Excluding one-off costs related to the acquisition of Best Brands, EBITA in the division was $36.1 million, up 16% from $31.1 million. Sales for the segment were $537.1 million during the quarter, up 30% from $414.4 million during the same period a year ago.

“Organic sales growth at Bakery Supplies North America was slightly positive at 2.1%, driven by our efforts to increase selling prices (6.9%) to compensate for higher costs,” CSM said in an April 27 trading statement. “As we took the lead in driving pricing growth to protect profitability, this came at the expense of volume (-4.8%), which we expect to recover in future periods. The acquisition of Best Brands, although difficult to calculate in the fully integrated company, contributed an additional $112.9 million to the Q1 sales.”

Bakery Supplies Europe EBITA was €12.4 million ($18.2 million) for the first quarter, down 24% from €16.4 million in the previous year. Sales were €264.1 million ($387.7 million), up 7% from €247.3 million during the previous year.

Overall, CSM EBITA was €37.9 million ($55.7 million) in the first quarter, down 6% from €40.5 million during the same period a year ago.
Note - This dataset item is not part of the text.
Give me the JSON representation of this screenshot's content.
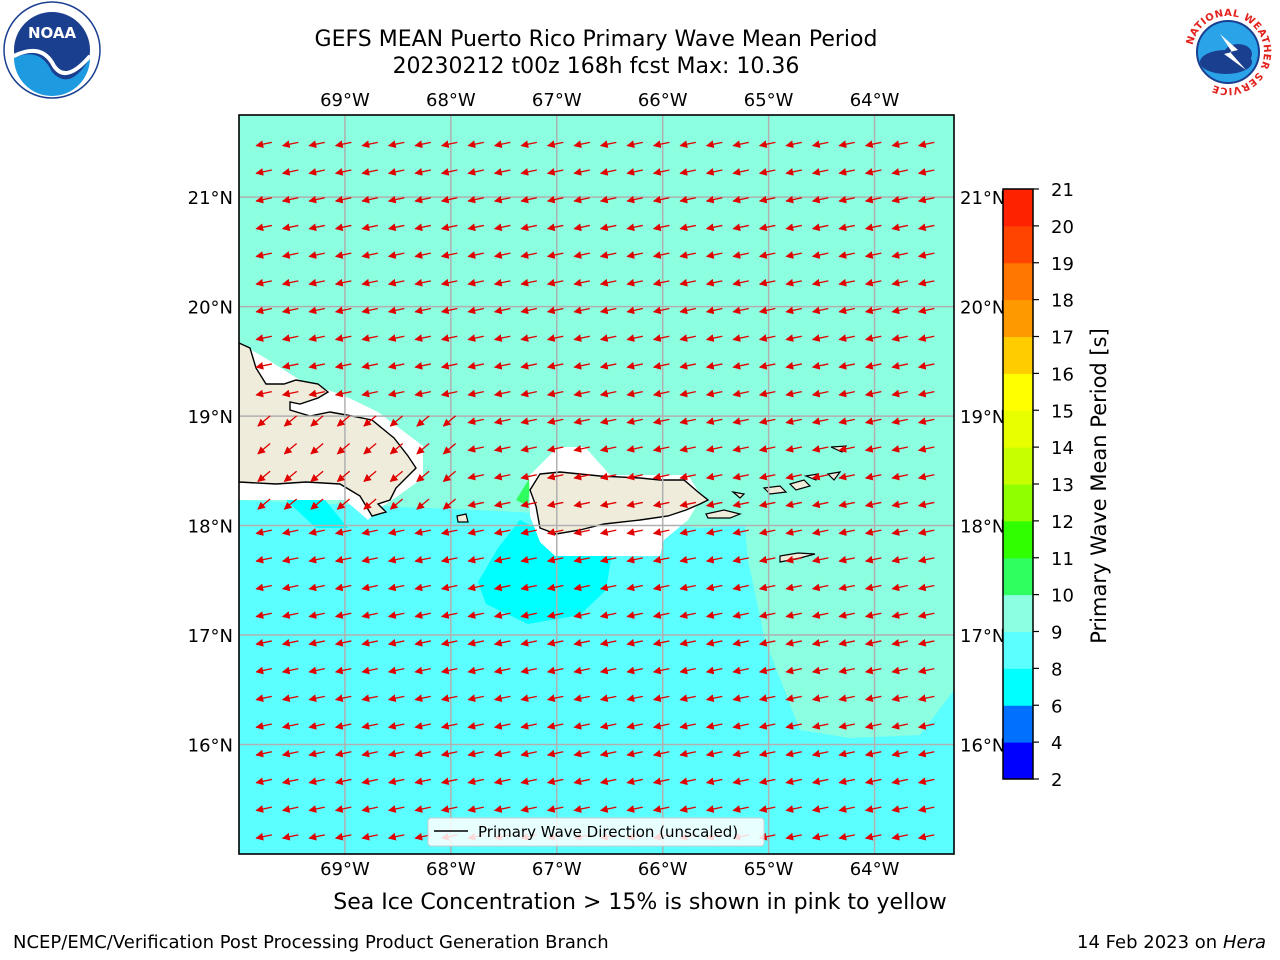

Excluding one-off costs, EBITA was €43.8 million ($64.3 million), down 6%. Sales for the first quarter were €759.8 million ($1,115 million), up 18% from €644.1 million during the previous year.

“The first quarter has been dominated by our commitment to increase prices in the market to compensate for higher costs,” said Gerard Hoetmer, chief executive officer. “As market leader, we have continued to show leadership, demonstrated by an average 6.4% and 5.2% price increase in Bakery Supplies and Purac, respectively, compared to the first quarter of 2010. Our increase in product pricing, where we have responded to protect our profitability, affected our volume growth, while our sales continued to grow.”